Everyone in London is gearing up for the London 2012 Olympics which start later this month (July 27), with many having half a thought on the possible benefits that will accrue to the city from staging the event. While most observers will be arguing about the possible economic gains (or otherwise) from the Olympics, a small group of mobile industry specialists will be worrying about a different kind of legacy.

Visa will be testing its PayWave app at the Olympics on NFC-enabled Samsung Galaxy S III handsets and already concerns have been expressed that the high-profile trial will act as a draw for eager fraudsters. In fact, every athlete competing in the games will be issued with one of the Samsung handsets powered by the Visa app so that they can make payments at more than 3,000 point-of-sale terminals across the Olympic (and Paralympic) venues.

In a blog Jimmy Shah, a mobile security research with McAfee, writes about how attackers could target the handset’s OS and NFC-handling libraries by “fuzzing” the hardware, a process which involves sending corrupt or damaged data to the payment app to find out its vulnerabilities.

However, following up via email with Shah, he says fuzzing alone is not sufficient to penetrate a handset’s defences; it’s just the first step.
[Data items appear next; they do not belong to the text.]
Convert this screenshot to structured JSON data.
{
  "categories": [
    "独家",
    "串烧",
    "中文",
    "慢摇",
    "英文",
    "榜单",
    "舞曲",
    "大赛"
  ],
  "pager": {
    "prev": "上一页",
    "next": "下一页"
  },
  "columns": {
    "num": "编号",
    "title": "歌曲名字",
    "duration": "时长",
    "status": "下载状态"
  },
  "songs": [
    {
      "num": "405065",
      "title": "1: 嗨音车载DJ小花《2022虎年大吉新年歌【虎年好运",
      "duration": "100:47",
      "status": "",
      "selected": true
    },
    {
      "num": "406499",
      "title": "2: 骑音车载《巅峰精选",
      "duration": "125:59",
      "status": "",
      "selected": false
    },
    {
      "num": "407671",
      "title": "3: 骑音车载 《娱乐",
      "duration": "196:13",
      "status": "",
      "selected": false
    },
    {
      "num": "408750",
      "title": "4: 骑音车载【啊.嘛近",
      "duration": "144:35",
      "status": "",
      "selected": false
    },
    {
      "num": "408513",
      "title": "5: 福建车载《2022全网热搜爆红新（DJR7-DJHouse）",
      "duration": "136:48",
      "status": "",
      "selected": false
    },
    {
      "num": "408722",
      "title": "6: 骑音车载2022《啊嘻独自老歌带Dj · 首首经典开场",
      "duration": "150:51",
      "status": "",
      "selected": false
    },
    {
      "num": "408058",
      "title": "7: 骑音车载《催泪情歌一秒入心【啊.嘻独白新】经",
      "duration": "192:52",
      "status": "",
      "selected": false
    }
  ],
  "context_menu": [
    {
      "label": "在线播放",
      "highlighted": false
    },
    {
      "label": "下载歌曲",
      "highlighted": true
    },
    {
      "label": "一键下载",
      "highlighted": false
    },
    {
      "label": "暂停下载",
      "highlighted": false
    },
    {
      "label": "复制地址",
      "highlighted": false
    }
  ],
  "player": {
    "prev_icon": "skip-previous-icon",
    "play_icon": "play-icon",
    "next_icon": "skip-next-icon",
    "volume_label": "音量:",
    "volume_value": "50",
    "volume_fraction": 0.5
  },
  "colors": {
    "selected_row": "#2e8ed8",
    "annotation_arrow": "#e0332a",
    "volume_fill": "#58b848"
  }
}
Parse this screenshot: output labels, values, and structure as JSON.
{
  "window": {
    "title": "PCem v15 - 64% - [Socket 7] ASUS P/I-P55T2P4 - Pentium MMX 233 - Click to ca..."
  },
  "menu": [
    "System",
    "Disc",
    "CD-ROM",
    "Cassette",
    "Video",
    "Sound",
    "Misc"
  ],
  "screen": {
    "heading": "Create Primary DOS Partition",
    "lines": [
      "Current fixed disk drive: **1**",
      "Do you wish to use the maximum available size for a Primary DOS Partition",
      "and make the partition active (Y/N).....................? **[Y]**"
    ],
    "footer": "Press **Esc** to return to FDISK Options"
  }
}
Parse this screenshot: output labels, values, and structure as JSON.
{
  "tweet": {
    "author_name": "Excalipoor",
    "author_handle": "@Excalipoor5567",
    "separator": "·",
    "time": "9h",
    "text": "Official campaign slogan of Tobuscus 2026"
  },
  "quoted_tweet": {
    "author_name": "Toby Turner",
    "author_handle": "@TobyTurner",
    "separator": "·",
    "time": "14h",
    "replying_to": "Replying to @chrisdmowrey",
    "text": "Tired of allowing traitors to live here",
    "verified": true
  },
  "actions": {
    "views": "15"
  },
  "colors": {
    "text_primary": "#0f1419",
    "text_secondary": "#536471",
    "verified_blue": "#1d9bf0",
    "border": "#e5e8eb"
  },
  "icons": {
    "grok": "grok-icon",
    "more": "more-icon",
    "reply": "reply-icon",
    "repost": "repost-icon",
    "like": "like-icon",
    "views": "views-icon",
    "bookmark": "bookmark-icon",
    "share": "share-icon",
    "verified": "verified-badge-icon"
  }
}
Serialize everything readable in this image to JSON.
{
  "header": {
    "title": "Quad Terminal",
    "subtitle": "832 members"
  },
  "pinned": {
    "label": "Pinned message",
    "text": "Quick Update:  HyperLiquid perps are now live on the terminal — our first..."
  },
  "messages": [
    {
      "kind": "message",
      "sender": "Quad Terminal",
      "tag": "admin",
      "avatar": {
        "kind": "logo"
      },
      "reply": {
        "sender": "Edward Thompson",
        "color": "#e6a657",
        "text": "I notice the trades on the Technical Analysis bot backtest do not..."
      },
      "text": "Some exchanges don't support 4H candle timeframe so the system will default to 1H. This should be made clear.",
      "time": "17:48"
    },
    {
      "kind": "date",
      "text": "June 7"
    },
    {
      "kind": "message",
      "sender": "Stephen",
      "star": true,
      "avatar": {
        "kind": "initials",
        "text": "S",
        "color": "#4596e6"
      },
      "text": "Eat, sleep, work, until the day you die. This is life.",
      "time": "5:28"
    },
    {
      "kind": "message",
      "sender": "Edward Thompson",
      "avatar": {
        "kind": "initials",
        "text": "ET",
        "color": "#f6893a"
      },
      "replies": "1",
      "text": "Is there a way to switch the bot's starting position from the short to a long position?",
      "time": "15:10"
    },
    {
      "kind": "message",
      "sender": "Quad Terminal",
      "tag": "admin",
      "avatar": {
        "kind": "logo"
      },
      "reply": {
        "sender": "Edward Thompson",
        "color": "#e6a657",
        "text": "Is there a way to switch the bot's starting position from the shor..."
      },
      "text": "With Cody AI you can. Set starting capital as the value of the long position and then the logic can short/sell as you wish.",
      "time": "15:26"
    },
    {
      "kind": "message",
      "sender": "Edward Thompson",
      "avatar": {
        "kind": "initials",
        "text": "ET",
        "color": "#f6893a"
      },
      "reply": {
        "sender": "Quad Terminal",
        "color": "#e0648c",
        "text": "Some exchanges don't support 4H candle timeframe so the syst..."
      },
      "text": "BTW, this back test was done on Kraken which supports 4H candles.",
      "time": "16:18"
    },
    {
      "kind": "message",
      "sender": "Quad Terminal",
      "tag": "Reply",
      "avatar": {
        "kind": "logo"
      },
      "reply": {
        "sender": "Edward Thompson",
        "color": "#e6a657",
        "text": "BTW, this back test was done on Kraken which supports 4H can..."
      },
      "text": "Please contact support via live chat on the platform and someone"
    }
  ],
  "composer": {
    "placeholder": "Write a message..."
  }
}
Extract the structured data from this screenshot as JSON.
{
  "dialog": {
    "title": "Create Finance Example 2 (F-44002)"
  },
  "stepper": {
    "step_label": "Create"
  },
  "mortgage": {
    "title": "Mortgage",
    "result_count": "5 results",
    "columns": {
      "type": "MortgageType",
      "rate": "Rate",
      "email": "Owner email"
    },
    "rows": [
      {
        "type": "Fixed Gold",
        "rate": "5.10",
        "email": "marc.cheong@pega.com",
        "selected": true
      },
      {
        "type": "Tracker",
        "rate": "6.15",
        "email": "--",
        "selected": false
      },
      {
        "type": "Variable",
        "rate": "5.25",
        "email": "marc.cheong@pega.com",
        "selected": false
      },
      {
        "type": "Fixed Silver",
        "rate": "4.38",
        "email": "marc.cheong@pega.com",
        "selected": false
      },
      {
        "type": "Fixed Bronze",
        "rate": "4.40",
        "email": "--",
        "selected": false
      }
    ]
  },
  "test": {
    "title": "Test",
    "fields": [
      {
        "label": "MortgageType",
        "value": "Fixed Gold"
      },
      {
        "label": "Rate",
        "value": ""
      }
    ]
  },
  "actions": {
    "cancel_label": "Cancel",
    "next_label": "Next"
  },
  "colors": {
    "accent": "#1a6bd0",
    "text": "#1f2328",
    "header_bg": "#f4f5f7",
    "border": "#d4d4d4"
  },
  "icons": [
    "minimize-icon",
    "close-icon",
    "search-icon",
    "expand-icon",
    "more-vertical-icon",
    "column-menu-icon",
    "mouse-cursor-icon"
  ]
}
An attacker would in addition use specially designed NFC tags to crash the app on a handset and so find its vulnerabilities. Having found the vulnerability, the fraudster then needs to develop the means to carry out an actual attack and steal a user’s credit card details. Shah acknowledges the entire process costs criminals both time and money but says they will be prepared to accept the expense to gain access to NFC smartphones and a network of contactless card readers.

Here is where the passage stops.